Slowly things are coming together. I still need a few more cleaning items and some peanut butter. I forgot(!) to get some when I was at WalMart the other day and CostCo only has Skippy! Who'd a thunk. So, tomorrow probably means a trip to the Mart. Then no more spending money for awhile.

Wednesday, May 08, 2013

The Good, Bad, and not really Ugly

Life is good right now, for the most part. I am official at work, finally. I can announce with confidence that I have the new job with no asterisk declaring *as soon as gets filed. I have an apartment confirmed for the near future that will most likely be a viable option at the end of this 7 mo lease. I enjoy this area, what I have gotten out and seen so far.

I am feeling disconcerted at not having a lot of my stuff here. Stuff, as in individual items, and a lot, as in the apartment is echo-ingly empty. I don't have things packed away to make room for the things I'm actually using. I have room. I miss my stuff. I find my camp chair to be uncomfortable. I could sit on the floor with pillows! Oh, I don't have any pillows, either. Even on the air mattress I call my bed. When I start to think about what I 'need' to go out and get the list gets long and I don't know where that line is where I shouldn't spend so much money on stuff that I will eventually (soon?) not need because I'll have my 'real' stuff here. At some point I realize that I can probably go spend money on some more peanut butter and even a gallon of bottled water without guilt, but it is a slippery slope. I use my plastic dish as a platform to microwave a salmon burger (don't recommend them, btw), and wonder if I'll melt it into a horrid mess. It didn't.

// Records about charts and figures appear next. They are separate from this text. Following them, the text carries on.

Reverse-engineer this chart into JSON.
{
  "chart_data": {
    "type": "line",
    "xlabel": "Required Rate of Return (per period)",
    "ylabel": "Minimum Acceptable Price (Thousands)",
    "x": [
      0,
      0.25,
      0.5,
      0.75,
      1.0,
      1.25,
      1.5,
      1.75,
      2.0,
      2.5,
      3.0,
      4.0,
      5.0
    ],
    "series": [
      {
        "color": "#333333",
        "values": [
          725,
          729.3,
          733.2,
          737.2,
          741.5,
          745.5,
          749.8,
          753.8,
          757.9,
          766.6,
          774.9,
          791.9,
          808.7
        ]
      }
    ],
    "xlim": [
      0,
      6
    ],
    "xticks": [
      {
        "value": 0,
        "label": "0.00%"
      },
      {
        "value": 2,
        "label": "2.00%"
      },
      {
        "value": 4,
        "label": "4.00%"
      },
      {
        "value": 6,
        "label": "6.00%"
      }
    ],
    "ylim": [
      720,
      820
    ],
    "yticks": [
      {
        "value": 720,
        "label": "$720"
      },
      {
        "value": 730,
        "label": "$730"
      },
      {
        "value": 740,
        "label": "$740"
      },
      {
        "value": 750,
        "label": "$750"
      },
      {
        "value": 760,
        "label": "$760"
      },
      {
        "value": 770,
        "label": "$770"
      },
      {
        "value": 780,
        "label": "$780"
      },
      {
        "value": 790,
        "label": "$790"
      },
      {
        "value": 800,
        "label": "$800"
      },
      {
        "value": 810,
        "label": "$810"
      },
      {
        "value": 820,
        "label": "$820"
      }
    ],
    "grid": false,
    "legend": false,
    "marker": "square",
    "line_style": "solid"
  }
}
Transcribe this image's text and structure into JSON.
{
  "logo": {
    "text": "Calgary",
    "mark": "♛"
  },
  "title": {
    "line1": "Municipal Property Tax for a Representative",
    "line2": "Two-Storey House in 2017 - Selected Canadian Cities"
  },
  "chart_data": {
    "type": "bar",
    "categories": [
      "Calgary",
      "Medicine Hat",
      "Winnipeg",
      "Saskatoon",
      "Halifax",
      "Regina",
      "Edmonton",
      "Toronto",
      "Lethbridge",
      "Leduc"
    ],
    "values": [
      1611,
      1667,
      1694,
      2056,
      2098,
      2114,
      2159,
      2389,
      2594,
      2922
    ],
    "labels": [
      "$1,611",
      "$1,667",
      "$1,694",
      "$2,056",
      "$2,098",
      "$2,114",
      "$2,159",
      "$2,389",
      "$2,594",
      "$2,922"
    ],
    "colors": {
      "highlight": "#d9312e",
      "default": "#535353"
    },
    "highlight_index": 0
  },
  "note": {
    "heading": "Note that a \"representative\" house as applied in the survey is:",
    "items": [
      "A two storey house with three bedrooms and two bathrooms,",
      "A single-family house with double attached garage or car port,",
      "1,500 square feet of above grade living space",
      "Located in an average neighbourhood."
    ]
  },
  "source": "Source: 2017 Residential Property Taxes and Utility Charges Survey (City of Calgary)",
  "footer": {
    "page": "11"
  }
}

However, the fact that my choices are the plastic plate or a stainless saucepan when it comes to cooking utensils gives me pause. If you saw just how MUCH kitchen paraphernalia I own that is somewhere adrift in Missouri (I hope) you would realize why this is a confusing moment for me.

The upshot is I'm starting to feel the familiar depression starting to form clouds on my horizon. I know I need to start eating better. I need to get some kind of center going where I feel at home. This is all messing with my proclaimed desire to head towards minimalism. Hey, I'm supposed to be having wonderful gushes of lightness and freedom in my nearly empty apartment with it's empty kitchen cabinets. I hate to run out and fill the space until I give this experiment more time. But, it's getting cloudy around here, emotionally.

Friday, May 03, 2013

Settling In

Once again they needed something for the background check that came in late yesterday. Hopefully next week I can finally do something at work. Laying low and staying out of trouble when I don't have anything to do is not one of my strong points. If I could log into a computer and start studying something, anything, I would be happy, but I can't really touch a computer while I'm there.

On the home front I'm getting a bit more organized. Still very little furniture. I did buy a small folding table to put the printer and cable modem on. I'll do more shopping around this weekend. I'm only buying things that I reach for out of habit and get truly annoyed when I don't have whatever it is. Kleenex in the bathroom, wastebasket, something to keep the various underwears corralled. Something that was second tier (second shopping trip when I moved in) was hangers. These are things I don't pack usually, and always need when I get where I'm going. On short trips I use inflatable hangers, and wonder why everyone doesn't think they are as awesome and I think they are. However, I ended up buying 4 packs of 18 before it was all said and done. I do have a few empty, but not many. I do have a walk in closet here.

Lots of projects bubbling in the back of my mind. Lots I want to get out and see. Any suggestions for the immediate area of Phoenix that I should do/not do/check out/avoid are welcome (Thanks DD for your suggestion!).